Tentang Teologi Materialis
Tuhan
di Bumi
Hizkia Yosie Polimpung ; Peneliti Jaringan Riset Kolektif (JeRK);
Mahasiswa Program Doktoral
Filsafat, UI
|
INDOPROGRESS,
10 Januari 2014
MENYAMBUNG renungan Natal
dari Martin Suryajaya, tulisan ini hendak menawarkan rute lain dalam meretas
jalan menuju suatu teologi yang punya daya emansipasi, bahkan daya
konfrontasi—hal-hal yang kita butuhkan saat ini untuk melakukan perlawanan
terhadap sistem eksploitatif kapitalisme hari ini. Keberatan saya terhadap
Martin hanya pada caranya dalam memperlakukan teologi. Ibarat seorang pemandu
bakat, ia mengaudisi teologi dalam standar-standar yang ia tentukan sendiri
sebelumnya. Tidak heran, pertanyaan yang diajukannya adalah ‘[b]agaimana
mungkin materialisme historis dan materialisme dialektis mengakomodasi teologi?’ Akibatnya, kita
seakan diperlihatkan pada suatu panorama abad pertengahan dengan versi
terbalik: teologi harus tunduk pada gada logika.

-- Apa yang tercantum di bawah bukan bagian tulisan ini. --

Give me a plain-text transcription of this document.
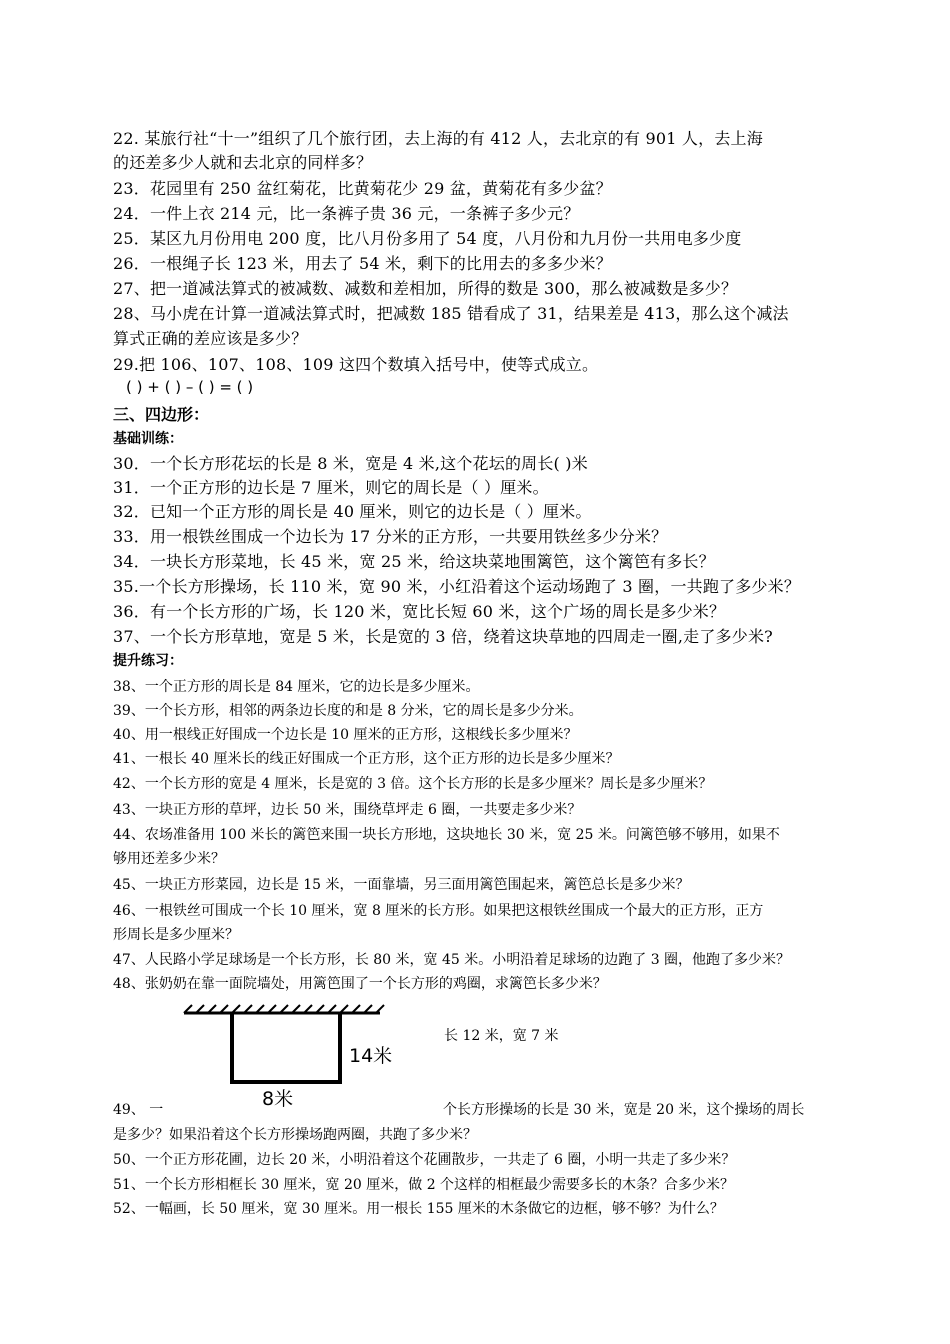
22. 某旅行社“十一”组织了几个旅行团，去上海的有 412 人，去北京的有 901 人，去上海
的还差多少人就和去北京的同样多？
23．花园里有 250 盆红菊花，比黄菊花少 29 盆，黄菊花有多少盆？
24．一件上衣 214 元，比一条裤子贵 36 元，一条裤子多少元？
25．某区九月份用电 200 度，比八月份多用了 54 度，八月份和九月份一共用电多少度
26．一根绳子长 123 米，用去了 54 米，剩下的比用去的多多少米？
27、把一道减法算式的被减数、减数和差相加，所得的数是 300，那么被减数是多少？
28、马小虎在计算一道减法算式时，把减数 185 错看成了 31，结果差是 413，那么这个减法
算式正确的差应该是多少？
29.把 106、107、108、109 这四个数填入括号中，使等式成立。
( ) + ( ) – ( ) = ( )
三、四边形：
基础训练：
30．一个长方形花坛的长是 8 米，宽是 4 米,这个花坛的周长( )米
31．一个正方形的边长是 7 厘米，则它的周长是（ ）厘米。
32．已知一个正方形的周长是 40 厘米，则它的边长是（ ）厘米。
33．用一根铁丝围成一个边长为 17 分米的正方形，一共要用铁丝多少分米？
34．一块长方形菜地，长 45 米，宽 25 米，给这块菜地围篱笆，这个篱笆有多长？
35.一个长方形操场，长 110 米，宽 90 米，小红沿着这个运动场跑了 3 圈，一共跑了多少米？
36．有一个长方形的广场，长 120 米，宽比长短 60 米，这个广场的周长是多少米？
37、一个长方形草地，宽是 5 米，长是宽的 3 倍，绕着这块草地的四周走一圈,走了多少米?
提升练习：
38、一个正方形的周长是 84 厘米，它的边长是多少厘米。
39、一个长方形，相邻的两条边长度的和是 8 分米，它的周长是多少分米。
40、用一根线正好围成一个边长是 10 厘米的正方形，这根线长多少厘米？
41、一根长 40 厘米长的线正好围成一个正方形，这个正方形的边长是多少厘米？
42、一个长方形的宽是 4 厘米，长是宽的 3 倍。这个长方形的长是多少厘米？周长是多少厘米？
43、一块正方形的草坪，边长 50 米，围绕草坪走 6 圈，一共要走多少米？
44、农场准备用 100 米长的篱笆来围一块长方形地，这块地长 30 米，宽 25 米。问篱笆够不够用，如果不
够用还差多少米？
45、一块正方形菜园，边长是 15 米，一面靠墙，另三面用篱笆围起来，篱笆总长是多少米？
46、一根铁丝可围成一个长 10 厘米，宽 8 厘米的长方形。如果把这根铁丝围成一个最大的正方形，正方
形周长是多少厘米？
47、人民路小学足球场是一个长方形，长 80 米，宽 45 米。小明沿着足球场的边跑了 3 圈，他跑了多少米？
48、张奶奶在靠一面院墙处，用篱笆围了一个长方形的鸡圈，求篱笆长多少米？
14米
8米
长 12 米，宽 7 米
49、 一	个长方形操场的长是 30 米，宽是 20 米，这个操场的周长
是多少？如果沿着这个长方形操场跑两圈，共跑了多少米？
50、一个正方形花圃，边长 20 米，小明沿着这个花圃散步，一共走了 6 圈，小明一共走了多少米？
51、一个长方形相框长 30 厘米，宽 20 厘米，做 2 个这样的相框最少需要多长的木条？合多少米？
52、一幅画，长 50 厘米，宽 30 厘米。用一根长 155 厘米的木条做它的边框，够不够？为什么？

Keberatan ini bukan muncul dari
suatu aspirasi konyol akan kesetaraan dan keseimbangan di antara keduanya.
Sama sekali bukan ini. Yang ingin saya tekankan adalah bahwa tidak hanya
potensi emansipatoris, namun bahkan potensi konfrontatif sistemik telah
terdapat secara inheren dalam teologi itu sendiri. Sehingga, tidaklah perlu
kita mengaudisinya sesuai dengan rambu-rambu revolusioner kita. Inilah yang
juga akan saya coba tunjukkan melalui tulisan ini: memunculkan watak
revolusioner dari teologi itu sendiri. Karena tulisan ini masih berada di
sekitar perayaan Natal, maka saya akan pakai teologi Kristen untuk ini.

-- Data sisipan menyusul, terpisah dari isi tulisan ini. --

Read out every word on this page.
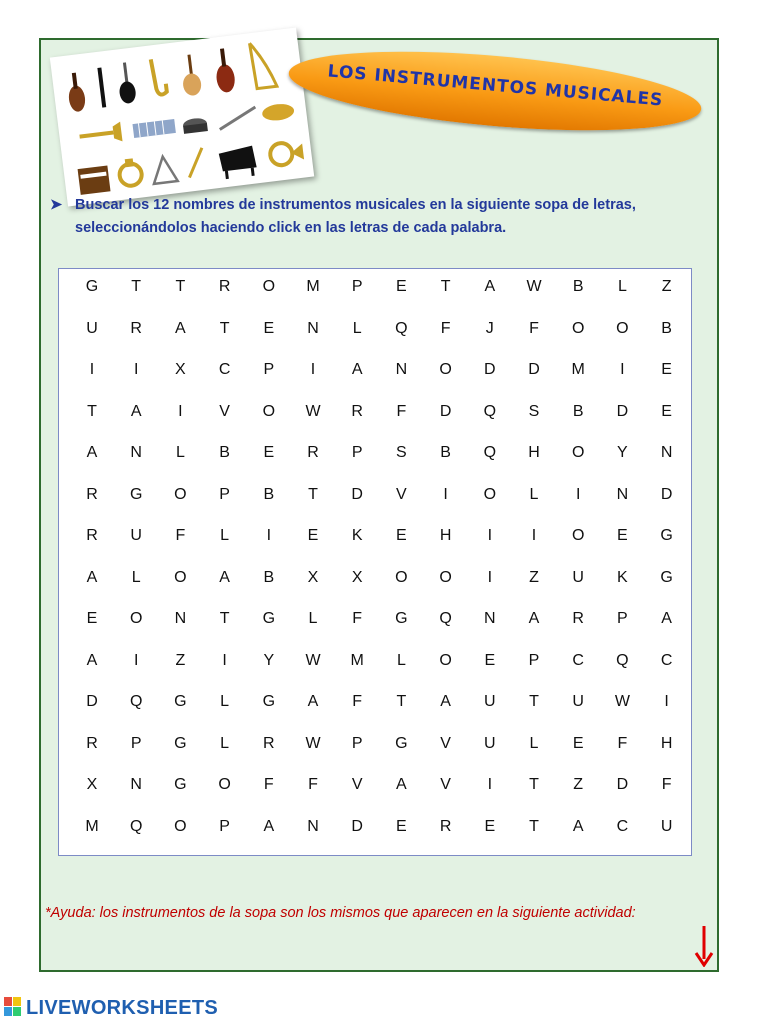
LOS INSTRUMENTOS MUSICALES
➤ Buscar los 12 nombres de instrumentos musicales en la siguiente sopa de letras, seleccionándolos haciendo click en las letras de cada palabra.
G	T	T	R	O	M	P	E	T	A	W	B	L	Z
U	R	A	T	E	N	L	Q	F	J	F	O	O	B
I	I	X	C	P	I	A	N	O	D	D	M	I	E
T	A	I	V	O	W	R	F	D	Q	S	B	D	E
A	N	L	B	E	R	P	S	B	Q	H	O	Y	N
R	G	O	P	B	T	D	V	I	O	L	I	N	D
R	U	F	L	I	E	K	E	H	I	I	O	E	G
A	L	O	A	B	X	X	O	O	I	Z	U	K	G
E	O	N	T	G	L	F	G	Q	N	A	R	P	A
A	I	Z	I	Y	W	M	L	O	E	P	C	Q	C
D	Q	G	L	G	A	F	T	A	U	T	U	W	I
R	P	G	L	R	W	P	G	V	U	L	E	F	H
X	N	G	O	F	F	V	A	V	I	T	Z	D	F
M	Q	O	P	A	N	D	E	R	E	T	A	C	U
*Ayuda: los instrumentos de la sopa son los mismos que aparecen en la siguiente actividad:
LIVEWORKSHEETS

Hal pertama yang penting untuk
diklarifikasi terlebih dahulu adalah pertanyaan mendasar seperti: apa itu
materi dalam materialisme? Pandangan standar mengenai filsafat materialisme
biasanya berkisar pada keyakinan naif bahwa tidak ada segala sesuatu yang
berada di luar determinasi materi. Ide, misalnya, tidak lebih dari mimpi di
siang bolong. Pandangan seperti ini juga menjalar ke ekonomi politik, bahwa
basis material, yaitu relasi sosial produksi, adalah yang menentukan
segalanya—regulasi, negara, ideologi, institusi, dst. Begitu pula bagi ilmu
kebudayaan, yaitu bahwa seluruh sistem kebudayaan terdeterminasi oleh basis
materialnya, yaitu ideologi borjuis/kapitalis. Agama dan ajarannya, misalkan,
akan dilihat sebagai manifestasi sekaligus konstitutif bagi langgengnya
struktur dominan di masyarakat. Epistemologi demikian—yaitu terdapat suatu
struktur material yang serba menentukan dan mengatur segala
sesuatunya—akhirnya mendudukkan yang material sebagai semata-mata manifestasi
dari strukturnya. Akhirnya, tidak akan ada suatu apa pun yang lepas dari
jeratan struktur material ini.
Tulisan ini merupakan ungkapan
keberatan saya terhadap pandangan materialisme yang demikian ini.
Beberapa alasan akan dikemukakan pada bagian berikutnya. Terlebih, penekanan
akan diberikan pada implikasi-implikasi filosofis (dan teologis) dan politis
dari keberatan tersebut.
Materialisme mesianik
Dari penjabaran di atas,
setidaknya terdapat tiga keberatan sentral yang saya ajukan: pertama,asumsi tentang totalitas yang inheren.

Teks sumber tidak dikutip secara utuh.